A lot of work that people never think about goes into making a movie. When making a film adaptation of a play, for instance, someone has to make all the script adjustments required to make the story pack a punch in a foreign medium. More basic than the story, however, are the settings, costumes, and cinematography, and the 1951 film A Streetcar Named Desire, directed by Elia Kazan and based on Tennessee Williams’ 1947 play, presents all three perfectly.

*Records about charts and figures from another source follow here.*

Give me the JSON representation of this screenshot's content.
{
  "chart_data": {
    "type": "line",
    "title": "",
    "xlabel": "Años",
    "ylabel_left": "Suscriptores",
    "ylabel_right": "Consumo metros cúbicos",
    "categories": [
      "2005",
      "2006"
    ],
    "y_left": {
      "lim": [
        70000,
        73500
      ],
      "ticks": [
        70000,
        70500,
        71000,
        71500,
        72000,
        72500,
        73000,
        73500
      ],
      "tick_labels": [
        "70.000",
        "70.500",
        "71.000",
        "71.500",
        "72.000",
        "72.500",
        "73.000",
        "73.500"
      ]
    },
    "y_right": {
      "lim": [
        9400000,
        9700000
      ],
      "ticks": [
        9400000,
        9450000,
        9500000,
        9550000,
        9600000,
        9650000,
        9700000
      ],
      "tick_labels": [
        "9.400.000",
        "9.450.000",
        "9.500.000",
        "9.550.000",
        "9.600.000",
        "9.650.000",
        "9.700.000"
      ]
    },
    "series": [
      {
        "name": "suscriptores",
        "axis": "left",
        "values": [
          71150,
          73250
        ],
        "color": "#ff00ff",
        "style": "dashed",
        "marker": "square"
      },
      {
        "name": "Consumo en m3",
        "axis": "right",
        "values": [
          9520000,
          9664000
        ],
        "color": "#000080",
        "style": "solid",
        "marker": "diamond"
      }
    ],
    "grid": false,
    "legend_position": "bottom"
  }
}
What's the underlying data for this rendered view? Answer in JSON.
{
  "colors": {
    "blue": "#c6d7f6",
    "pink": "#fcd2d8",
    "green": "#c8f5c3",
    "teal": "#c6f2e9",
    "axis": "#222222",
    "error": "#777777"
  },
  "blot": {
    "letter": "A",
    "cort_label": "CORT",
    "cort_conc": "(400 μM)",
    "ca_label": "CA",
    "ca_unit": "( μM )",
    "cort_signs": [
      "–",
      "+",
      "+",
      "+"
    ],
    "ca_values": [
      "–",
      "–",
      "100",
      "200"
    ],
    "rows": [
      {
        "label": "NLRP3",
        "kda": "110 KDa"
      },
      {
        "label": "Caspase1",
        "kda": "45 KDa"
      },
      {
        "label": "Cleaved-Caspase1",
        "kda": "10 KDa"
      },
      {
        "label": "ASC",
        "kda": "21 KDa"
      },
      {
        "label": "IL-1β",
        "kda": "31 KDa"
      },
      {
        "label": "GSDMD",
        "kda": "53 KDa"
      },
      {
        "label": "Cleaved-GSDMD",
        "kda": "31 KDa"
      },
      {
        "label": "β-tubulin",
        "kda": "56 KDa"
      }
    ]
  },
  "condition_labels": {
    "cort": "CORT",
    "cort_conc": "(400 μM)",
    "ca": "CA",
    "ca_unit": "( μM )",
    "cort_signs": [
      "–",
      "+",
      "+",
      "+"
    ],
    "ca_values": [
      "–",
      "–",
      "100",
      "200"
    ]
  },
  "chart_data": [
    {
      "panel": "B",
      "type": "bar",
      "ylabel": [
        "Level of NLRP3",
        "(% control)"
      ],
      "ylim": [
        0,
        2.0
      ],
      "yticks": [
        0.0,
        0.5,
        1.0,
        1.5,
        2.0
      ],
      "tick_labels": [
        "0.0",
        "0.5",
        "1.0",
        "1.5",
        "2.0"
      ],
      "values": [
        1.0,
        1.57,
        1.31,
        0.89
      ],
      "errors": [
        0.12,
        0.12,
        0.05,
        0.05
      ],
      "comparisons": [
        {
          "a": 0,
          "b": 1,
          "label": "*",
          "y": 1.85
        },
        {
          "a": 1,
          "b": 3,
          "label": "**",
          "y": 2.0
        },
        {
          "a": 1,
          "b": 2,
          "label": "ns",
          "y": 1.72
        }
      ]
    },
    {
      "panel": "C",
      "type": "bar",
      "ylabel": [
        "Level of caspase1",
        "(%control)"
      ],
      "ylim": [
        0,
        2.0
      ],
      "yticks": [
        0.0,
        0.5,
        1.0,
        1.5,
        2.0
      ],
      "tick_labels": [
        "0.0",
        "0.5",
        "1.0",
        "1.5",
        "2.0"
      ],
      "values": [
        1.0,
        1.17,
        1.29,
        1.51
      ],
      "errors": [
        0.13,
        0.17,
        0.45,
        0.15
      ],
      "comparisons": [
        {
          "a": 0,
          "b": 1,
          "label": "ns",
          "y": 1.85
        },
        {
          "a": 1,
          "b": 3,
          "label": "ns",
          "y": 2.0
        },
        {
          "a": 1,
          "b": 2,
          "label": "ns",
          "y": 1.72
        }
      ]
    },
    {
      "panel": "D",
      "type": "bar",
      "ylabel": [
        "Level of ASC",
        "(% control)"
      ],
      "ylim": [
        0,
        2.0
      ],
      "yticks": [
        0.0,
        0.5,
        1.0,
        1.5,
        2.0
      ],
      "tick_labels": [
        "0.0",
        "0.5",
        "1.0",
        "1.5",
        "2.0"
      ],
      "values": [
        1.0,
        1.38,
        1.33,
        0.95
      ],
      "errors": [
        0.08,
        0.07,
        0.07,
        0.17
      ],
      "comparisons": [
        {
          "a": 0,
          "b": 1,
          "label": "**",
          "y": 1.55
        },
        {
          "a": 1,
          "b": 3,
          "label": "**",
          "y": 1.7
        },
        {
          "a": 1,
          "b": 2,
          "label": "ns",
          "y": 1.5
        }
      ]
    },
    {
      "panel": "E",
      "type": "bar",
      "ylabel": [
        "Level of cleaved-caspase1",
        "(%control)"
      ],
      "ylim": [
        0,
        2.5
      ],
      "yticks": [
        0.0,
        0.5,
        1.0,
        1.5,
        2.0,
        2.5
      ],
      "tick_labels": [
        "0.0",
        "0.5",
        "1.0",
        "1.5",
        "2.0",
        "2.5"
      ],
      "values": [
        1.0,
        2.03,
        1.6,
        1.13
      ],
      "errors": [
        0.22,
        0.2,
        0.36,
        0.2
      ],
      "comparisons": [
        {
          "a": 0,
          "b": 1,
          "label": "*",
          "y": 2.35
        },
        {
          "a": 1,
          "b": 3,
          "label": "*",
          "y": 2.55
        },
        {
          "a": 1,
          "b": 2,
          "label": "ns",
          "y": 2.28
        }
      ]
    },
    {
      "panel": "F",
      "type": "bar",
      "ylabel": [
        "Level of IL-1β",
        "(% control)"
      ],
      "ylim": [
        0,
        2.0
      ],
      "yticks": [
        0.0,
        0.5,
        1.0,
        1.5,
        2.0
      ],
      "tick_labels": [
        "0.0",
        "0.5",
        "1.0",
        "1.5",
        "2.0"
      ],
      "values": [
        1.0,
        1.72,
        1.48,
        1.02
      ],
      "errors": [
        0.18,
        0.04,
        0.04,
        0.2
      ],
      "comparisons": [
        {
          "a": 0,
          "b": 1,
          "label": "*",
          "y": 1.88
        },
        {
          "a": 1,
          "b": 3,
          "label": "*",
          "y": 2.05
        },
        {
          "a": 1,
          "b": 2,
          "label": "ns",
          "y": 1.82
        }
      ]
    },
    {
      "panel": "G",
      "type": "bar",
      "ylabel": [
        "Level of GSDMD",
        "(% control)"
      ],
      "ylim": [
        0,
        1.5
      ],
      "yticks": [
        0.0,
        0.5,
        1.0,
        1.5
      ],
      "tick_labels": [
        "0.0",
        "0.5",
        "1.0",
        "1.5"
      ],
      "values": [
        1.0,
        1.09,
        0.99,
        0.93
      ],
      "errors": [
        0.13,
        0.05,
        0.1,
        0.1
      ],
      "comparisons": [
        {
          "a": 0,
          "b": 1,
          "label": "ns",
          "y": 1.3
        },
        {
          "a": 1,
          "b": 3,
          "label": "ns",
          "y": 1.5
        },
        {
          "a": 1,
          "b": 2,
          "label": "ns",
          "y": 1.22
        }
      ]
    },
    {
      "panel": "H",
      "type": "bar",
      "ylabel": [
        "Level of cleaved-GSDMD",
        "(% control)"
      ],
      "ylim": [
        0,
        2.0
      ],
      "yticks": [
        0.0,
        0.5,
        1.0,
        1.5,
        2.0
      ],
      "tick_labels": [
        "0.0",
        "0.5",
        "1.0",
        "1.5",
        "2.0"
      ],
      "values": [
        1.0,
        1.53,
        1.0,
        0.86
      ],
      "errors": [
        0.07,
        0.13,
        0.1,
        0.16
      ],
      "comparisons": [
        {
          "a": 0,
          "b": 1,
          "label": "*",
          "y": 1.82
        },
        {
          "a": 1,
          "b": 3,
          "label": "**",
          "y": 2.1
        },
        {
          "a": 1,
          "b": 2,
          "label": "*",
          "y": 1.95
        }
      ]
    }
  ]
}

The setting of A Streetcar Named Desire is New Orleans, where the days and nights are hot, at a time before air conditioning. The duplex the main characters live in is well-constructed and has a Mardi Gras atmosphere. The lights out the window and the street below the apartment create a bustling, sweltering, dilapidated feel. The job of translating the stage set to a film set is no easy one, and the set designers succeed in creating a plausible, living world for the action to take place in.
The costumes used in the film capture the attitudes of the characters wearing them. The white tank top of Stanley (Marlon Brando) reveals his masculine nature and hot temper. The floating, effervescent dresses worn by Blanche (Vivien Leigh) capture her superficiality and lack of money sense. The effectiveness of the apparently hot and humid atmosphere is accented by the characters’ sweatiness, and sweat is certainly a big part of what makes the setting and costumes believable.
The cinematography of Harry Stradling in A Streetcar Named Desire makes the film intimate and intense. In scenes where tension between characters is high, as in the dining scene in which Stanley breaks plates, the camera remains fixed at an angle that shows all the people involved and their alienation from one another. In more intimate scenes, like the rape scene, the date between Blanche and her beau, Mitch (Karl Malden), and the scene in which he forces Blanche into the light, close-ups are used to accentuate the emotion of the scene and reveal characters’’ emotions in their facial expressions. This film uses cinematography to heighten the emotional power of the story.
Settings, costumes, and cinematography can make or break a film. A Streetcar Named Desire uses these tools to tell its story effectively. The emotional power and vivid detail afforded by these elements makes this film an enduring favorite.